# Ships built at Swan Hunters, Wallsend



## rememberswans (Nov 22, 2007)

I am currently compiling a website of the Dismantling of the Cranes at Swan Hunter Shipyard in Wallsend. The reason for this is that future generation will not know what once stood tall and proud on the banks of the River Tyne. These iconic cranes represent an industrial heritage that will be lost forever. 

As part of the site I am sourcing photos and movies of ships that were once built at Swan Hunters in excess of 1600 ships were built of which 400 were naval vessels in the yards 130 years existence.

Anyone who has pictures and would like to donate them to this site please contact me. 

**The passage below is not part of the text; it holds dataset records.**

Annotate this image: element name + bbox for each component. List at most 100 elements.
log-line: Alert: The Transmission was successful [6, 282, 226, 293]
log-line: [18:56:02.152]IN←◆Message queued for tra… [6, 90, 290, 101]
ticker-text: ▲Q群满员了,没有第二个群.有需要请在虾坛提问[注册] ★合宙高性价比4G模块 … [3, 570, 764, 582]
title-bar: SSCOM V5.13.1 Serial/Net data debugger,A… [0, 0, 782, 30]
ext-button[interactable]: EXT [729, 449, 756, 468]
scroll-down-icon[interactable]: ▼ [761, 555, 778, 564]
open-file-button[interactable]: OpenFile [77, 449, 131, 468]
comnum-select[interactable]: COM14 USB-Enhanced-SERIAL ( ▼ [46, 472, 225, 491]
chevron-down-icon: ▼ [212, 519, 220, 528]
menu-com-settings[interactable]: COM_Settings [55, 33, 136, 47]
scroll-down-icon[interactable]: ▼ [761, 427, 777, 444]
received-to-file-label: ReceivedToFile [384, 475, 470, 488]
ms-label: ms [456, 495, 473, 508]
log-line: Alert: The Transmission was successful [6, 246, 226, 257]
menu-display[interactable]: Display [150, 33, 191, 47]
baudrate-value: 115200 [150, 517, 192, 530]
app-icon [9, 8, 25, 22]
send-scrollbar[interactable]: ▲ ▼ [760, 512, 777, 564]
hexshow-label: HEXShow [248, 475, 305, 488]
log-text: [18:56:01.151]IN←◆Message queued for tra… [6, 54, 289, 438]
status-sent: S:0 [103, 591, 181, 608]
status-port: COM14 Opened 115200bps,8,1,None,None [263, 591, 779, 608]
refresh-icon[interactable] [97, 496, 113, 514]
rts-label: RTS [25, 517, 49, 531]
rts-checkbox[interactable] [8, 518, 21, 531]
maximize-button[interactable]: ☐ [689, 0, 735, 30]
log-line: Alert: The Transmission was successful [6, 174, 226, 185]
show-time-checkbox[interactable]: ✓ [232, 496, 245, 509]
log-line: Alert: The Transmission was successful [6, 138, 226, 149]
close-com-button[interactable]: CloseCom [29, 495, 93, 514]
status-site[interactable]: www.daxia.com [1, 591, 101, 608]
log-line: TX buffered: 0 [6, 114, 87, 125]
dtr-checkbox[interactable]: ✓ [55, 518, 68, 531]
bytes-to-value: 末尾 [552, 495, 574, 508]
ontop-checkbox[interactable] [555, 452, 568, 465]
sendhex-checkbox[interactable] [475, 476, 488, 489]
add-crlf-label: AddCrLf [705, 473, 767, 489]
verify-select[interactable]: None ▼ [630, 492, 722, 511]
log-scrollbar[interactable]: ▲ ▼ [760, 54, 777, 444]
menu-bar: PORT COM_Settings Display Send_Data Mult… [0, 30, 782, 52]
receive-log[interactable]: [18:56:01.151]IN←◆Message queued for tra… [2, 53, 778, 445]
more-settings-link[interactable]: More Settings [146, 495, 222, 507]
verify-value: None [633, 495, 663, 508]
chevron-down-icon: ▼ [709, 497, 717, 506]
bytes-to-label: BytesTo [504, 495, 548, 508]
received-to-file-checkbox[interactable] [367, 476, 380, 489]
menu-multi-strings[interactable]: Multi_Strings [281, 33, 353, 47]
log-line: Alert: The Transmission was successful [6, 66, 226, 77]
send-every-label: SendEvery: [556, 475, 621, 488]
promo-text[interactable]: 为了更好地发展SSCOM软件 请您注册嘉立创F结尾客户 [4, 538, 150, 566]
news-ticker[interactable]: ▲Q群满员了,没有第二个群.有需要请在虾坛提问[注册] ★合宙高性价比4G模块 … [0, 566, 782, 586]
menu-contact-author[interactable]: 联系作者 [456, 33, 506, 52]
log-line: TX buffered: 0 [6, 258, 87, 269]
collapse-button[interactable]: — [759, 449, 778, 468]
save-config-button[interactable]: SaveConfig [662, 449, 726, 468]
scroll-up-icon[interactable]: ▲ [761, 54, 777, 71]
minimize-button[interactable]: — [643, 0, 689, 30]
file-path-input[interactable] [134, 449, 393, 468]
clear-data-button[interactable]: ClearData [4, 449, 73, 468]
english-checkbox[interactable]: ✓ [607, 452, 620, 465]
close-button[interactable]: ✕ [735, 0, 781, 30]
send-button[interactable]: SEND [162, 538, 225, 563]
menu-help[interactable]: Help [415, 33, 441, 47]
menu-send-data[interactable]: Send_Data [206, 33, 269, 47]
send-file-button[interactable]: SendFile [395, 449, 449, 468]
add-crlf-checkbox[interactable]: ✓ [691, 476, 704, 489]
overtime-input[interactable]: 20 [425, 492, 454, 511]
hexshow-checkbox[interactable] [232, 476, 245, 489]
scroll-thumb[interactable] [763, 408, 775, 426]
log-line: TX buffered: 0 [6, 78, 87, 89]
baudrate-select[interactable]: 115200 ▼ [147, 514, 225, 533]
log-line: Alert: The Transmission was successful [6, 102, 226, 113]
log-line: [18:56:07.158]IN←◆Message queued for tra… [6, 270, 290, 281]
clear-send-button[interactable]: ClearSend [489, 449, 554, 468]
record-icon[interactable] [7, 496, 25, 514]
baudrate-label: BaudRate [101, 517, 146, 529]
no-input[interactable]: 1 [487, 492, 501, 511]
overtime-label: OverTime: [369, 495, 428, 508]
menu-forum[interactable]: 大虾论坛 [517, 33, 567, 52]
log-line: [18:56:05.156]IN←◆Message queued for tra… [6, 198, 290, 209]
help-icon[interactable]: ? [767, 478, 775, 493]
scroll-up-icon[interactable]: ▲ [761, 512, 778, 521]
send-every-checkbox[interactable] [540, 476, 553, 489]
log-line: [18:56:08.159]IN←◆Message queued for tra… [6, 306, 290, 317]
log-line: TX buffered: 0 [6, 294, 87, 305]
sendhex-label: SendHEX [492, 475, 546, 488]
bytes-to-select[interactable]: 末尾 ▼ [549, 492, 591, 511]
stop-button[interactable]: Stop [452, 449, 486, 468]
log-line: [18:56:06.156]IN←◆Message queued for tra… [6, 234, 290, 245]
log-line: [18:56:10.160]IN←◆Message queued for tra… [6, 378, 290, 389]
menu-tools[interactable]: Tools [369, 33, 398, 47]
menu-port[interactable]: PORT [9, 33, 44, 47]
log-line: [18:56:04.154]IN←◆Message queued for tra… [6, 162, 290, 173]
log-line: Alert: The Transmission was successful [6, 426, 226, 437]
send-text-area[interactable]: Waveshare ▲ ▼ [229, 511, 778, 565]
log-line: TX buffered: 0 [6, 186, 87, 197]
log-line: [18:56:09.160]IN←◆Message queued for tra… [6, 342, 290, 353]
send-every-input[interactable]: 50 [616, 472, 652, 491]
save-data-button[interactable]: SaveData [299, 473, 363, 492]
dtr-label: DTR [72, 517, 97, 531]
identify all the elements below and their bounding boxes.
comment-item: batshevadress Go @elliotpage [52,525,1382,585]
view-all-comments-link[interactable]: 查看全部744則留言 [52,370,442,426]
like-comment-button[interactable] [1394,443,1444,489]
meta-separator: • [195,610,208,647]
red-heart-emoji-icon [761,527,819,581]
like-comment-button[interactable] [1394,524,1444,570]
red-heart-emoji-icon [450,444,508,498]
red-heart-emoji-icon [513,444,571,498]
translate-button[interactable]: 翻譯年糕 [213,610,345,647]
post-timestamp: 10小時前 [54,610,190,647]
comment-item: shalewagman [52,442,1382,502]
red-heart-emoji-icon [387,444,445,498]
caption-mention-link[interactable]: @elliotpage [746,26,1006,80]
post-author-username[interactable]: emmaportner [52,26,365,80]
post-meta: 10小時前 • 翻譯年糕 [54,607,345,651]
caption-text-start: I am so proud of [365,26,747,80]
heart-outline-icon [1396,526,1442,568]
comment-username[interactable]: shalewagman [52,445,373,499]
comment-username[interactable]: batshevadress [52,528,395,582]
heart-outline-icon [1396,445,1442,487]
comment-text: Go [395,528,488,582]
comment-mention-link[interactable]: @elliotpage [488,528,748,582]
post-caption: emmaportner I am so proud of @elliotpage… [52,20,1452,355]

Anyone who has worked at Swans and has any stories please also contact me.

We must ensure future generations never forget what went before them and what once was a world renowned shipyard.

You can visit the website at www.madiephotography.co.uk and click on the relevant link.

See the daily blog on how work is progressing.


----------



## Trader (Jul 1, 2005)

Hi rememberswans,
I have just got the December issue of "Shipping, Today and Yesterday".
There is a very good article by Norman Middlemiss entitled "Swansong of the Tyne". It gives a short history of the company and many photos of the ships built there. Apparently your cranes are being dismantled and shipped to India to the Bharati Shipyard at Mangalore. What a shame.

Trader.


----------



## Trader (Jul 1, 2005)

I have just had a look at your site and see that the information about the cranes going to India has been posted on there. 
An interesting site by the way.

Trader


----------



## rememberswans (Nov 22, 2007)

*Swan Hunters*

Thanks for the comments, this started as a personal interest and has snowballed into something very big.

I appreciate your comments.

Regards

Rememberswans


----------



## kevhogg (Jul 20, 2005)

Hi
Remember getting a book about 10 yr ago written by N Middlemiss(from North Shields) all about the history of all the Tyne yards had some great pictures and stories in.Also a couple of publictaions by another local man by the name of Ken Smith (I think) anyway very good information in these books.Should be in the local library


----------



## rememberswans (Nov 22, 2007)

*Swans Hunters*

Thanks Kev have you any stories? Have you seen the website?

Regards

Rememberswans


----------